Они стояли на перекрестке, запертые со всех сторон рокочущим потоком, красноватое мигание тормозных огней придавало всей сцене тепловатую интимность, грузовики и легковушки прижимались друг к другу плотно, как створки устричных раковин. Светофор переключался снова и снова, несколько машин пытались выбраться из пробки, но железный узел затягивался все туже, и тут что-то плюхнулось на крышу машины – раздался тяжелый удар, потом скрежет. На секунду в ветровом стекле показалась мохнатая морда с красными глазами и тут же исчезла.
– Ах! – только и могла сказать Джозефина, а Вёрджил поинтересовался, что это еще за хуйня. Хуйня, кем бы она ни была, резво промчалась у них над головами и пропала. В соседнем ряду кто-то жал на клаксон: бип-бип-бип-бип.
– Вот она. – Джозефина показала на непонятную живность, которая, проскакав по передним машинам, запрыгнула на крышу белого грузового фургона с надписью «Быстрый» на задней двери. Пробка начала рассасываться, поток разъезжался – от греха подальше, запирались магазинчики, зажигались фонари и витрины, Вёрджил рывком перестроился в соседний ряд, но следующий въезд на трассу тоже оказался закрыт, и поток отправили в новый объезд.
– Кто, черт побери, это был, ебучая обезьяна? – От белого фургона их отделяло восемь или десять машин. Перед самым концом объезда серой дырой открывалась какая-то улица, и машину подбросило так, будто они наехали на что-то колесом.

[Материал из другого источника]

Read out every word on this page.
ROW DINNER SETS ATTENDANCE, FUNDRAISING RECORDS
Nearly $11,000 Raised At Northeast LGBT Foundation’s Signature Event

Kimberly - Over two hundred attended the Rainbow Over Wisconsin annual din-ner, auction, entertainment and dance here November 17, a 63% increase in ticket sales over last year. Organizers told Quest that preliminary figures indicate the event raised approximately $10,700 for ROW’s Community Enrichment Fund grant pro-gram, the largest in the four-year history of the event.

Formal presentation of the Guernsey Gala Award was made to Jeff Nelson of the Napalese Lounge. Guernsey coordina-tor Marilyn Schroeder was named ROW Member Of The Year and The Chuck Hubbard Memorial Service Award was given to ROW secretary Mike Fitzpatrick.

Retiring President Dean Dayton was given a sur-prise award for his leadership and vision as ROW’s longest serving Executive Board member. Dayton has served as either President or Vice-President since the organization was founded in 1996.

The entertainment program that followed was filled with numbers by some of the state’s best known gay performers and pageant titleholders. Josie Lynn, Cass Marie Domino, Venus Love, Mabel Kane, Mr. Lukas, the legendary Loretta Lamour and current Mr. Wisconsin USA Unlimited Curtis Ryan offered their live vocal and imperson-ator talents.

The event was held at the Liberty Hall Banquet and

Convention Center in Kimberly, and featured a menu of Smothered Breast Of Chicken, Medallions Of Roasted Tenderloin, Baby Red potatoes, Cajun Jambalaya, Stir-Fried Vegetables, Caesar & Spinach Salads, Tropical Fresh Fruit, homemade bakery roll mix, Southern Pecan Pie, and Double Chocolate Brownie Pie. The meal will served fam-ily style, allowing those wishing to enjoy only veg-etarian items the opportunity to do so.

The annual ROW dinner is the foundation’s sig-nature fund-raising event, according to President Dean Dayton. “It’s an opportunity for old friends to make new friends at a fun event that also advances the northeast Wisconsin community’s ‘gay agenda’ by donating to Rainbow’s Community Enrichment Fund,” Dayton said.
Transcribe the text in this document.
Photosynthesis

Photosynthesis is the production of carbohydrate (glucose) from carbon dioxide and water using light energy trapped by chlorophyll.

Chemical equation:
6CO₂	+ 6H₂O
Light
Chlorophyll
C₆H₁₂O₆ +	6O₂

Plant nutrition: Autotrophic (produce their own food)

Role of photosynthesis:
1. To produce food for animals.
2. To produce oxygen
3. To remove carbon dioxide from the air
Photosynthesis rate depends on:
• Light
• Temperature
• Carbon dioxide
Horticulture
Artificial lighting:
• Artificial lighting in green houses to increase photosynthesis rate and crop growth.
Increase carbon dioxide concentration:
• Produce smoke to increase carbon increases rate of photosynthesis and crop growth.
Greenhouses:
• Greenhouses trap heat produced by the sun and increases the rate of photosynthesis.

– Это пандус. – Джозефина вгляделась в зеркало заднего вида. Но рассмотреть ничего не удалось. Это могло быть все, что угодно.
И вновь Вёрджил нырнул в западное течение грузовиков и легковушек, а Джозефина резко откинулась на сиденье – теперь она была спокойна, ей даже нравилось смотреть в небо, само как тонированное стекло, чистое на горизонте и плотно синее на полпути к зениту. Одинокие облака, словно ленты рваного тюля, потом еще и еще, подтертые белые мазки, грязноватые и чуть розовые. Какая-то белая точка быстро проплыла над трассой с юга на север, почти у них над головами – детский воздушный шарик из милара, она хорошо его видела и не сводила глаз, пока шарик не исчез. Дорога серела, яркие фары встречных машин били в глаза, но небо было ясным, теперь янтарно-розовым, его заполняли неизвестно откуда набежавшие облака, усыпанные мерцающими кляксами.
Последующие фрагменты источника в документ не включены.